We scheduled an historical tour of the Medina. Our first stop was the Kotobia Mosque which is the largest in Marrakesh at 77 meters tall.
I wore this Tribeca caftan dress all over Morocco, it was the perfect weight, the perfect coverage and the pockets came in handy. Also it was so easy to have laundered by the riad, because it can be washed and dried by machine.
Next was the Bahia Palace.
The entire palace was decorated with hand carved stone and hand painted wood.
Another fun fact about Morocco is that storks are everywhere. On tops of buildings in cell towers, and they are not to be disturbed. They are considered a holy animal.
Next we visited the Saadian tombs.
Remains of members of the Saadi dynasty are housed here. After the fall of the Saadi dynasty the tombs were sealed and weren't discovered until 1917.

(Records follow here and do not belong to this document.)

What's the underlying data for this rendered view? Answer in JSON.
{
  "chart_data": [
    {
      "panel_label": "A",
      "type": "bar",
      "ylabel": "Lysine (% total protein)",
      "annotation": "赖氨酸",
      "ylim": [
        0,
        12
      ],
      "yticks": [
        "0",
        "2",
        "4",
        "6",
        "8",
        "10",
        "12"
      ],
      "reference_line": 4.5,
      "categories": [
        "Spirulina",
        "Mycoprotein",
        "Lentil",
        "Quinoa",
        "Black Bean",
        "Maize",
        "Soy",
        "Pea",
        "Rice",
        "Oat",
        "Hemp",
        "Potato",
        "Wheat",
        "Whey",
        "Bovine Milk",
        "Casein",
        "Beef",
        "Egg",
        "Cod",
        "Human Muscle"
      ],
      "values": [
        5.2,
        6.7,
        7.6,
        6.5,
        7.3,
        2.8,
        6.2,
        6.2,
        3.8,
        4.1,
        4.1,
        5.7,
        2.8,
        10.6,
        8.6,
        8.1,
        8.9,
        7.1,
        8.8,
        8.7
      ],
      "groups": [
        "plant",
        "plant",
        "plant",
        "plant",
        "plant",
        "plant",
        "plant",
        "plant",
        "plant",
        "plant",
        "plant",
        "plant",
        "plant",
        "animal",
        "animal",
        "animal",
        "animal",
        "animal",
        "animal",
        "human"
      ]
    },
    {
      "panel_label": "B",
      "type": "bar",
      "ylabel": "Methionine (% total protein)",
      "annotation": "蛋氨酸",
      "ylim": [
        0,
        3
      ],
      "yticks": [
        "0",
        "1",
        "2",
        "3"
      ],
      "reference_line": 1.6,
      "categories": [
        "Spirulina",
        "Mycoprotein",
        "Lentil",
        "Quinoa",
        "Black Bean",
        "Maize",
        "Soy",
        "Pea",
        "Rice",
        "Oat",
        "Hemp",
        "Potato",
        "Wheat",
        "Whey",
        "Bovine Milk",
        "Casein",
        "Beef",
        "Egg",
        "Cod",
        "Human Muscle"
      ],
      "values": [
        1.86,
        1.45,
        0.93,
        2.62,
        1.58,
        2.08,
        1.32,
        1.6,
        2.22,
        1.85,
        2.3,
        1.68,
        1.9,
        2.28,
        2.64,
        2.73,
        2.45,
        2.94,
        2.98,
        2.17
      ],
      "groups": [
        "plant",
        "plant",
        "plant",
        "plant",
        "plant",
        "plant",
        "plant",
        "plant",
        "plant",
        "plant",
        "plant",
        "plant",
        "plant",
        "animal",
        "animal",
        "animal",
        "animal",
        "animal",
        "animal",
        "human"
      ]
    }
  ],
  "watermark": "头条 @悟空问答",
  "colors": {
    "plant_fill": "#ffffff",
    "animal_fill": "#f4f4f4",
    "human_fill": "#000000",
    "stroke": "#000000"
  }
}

The rest of this day was spent walking around shopping and sight seeing.
The tins used for spices are different in each city but all piled high.
The same goes for potpourri.
Bundles of yarn ready to be distributed. They call this wagon a chariot and chariots are used for many things including getting luggage from a van to a riad.
You are not encouraged to take pictures inside the souk, I asked a few people for their permission but they said no. I was, however, able to take photos of these bags for reference because the vendors wanted me to order more once I returned to the US.
The souk is divided into sections like leather, clothing, rugs, and metals, which is where you could buy lanterns of all shapes and sizes made of brass and copper. There is vendor after vendor of the same item and same design and if you are with a guide he will take you to the people that he knows. Otherwise, you could spend half a day if not more in one area.
Babouche slippers in every style and color.
There are jackets, caftans, tunic tops, all unique, some with complex and colorful embroidery and some with very simple tone on tone. Some affordable and some very expensive depending on the amount of work.
Here are two more interesting things we learned about life in the medina.
Some of the doors have two separate knockers or bells which immediately indicates it is a personal dwelling. One bell/knocker is for deliveries or repair people while the other is for family members. If the bell for a delivery person rings, the woman of the house knows she has to layer up her clothing but if the family bell rings, she doesn't have to completely cover her body.
There is a neighborhood baker within the medina.
There is a room with a wood fired oven and walls lined with shelves. A lot of families make their own dough and bring it to this man for baking. A family member will drop off their dough, they have their own spot on one of the shelves, and pick up the baked bread later in the day.
On our second day in Marrakesh, we went to the YSL museum and the Jardin Majorelle. What I didn't realize is that Pierre Bergé's Berber Museum is also there, located in the space that was Jacques Majorelle's painting studio. If you like tribal clothing and accessories, as I do, you would love this place. There are mannequins dressed in the traditional Berber garb made of beautiful textiles along with head dressings and jewelry, artifacts and photographs. The YSL museum, is filled with mannequins dressed in caftans and evening gowns, there are accessories and drawings along with fabric swatches also on display. Guests aren't allowed to take photographs inside the museum so, sadly, I don't have any photos to show you.
The book store was equally impressive and had books I had never seen before. Here are a few that I picked up:
Entres Nous: Bohemian Chic in the 1960's and 1970's by Mary Russell
The Jardin Majorelle is the garden designed by painter Jaques Majorelle. Majorelle worked on this garden for about 40 years and in 1947 he opened it to the public because of the expensive upkeep. The painter was then forced to sell the garden and land after he and his wife divorced. After falling into disrepair and facing destruction, Yves Saint Laurent and Pierre Bergé purchased it and restored it. Yves' ashes are sprinkled throughout the garden.
The famous blue walls in the Jardin Majorelle.
The monument for Yves Saint Laurent and Pierre Bergé inside the gardens.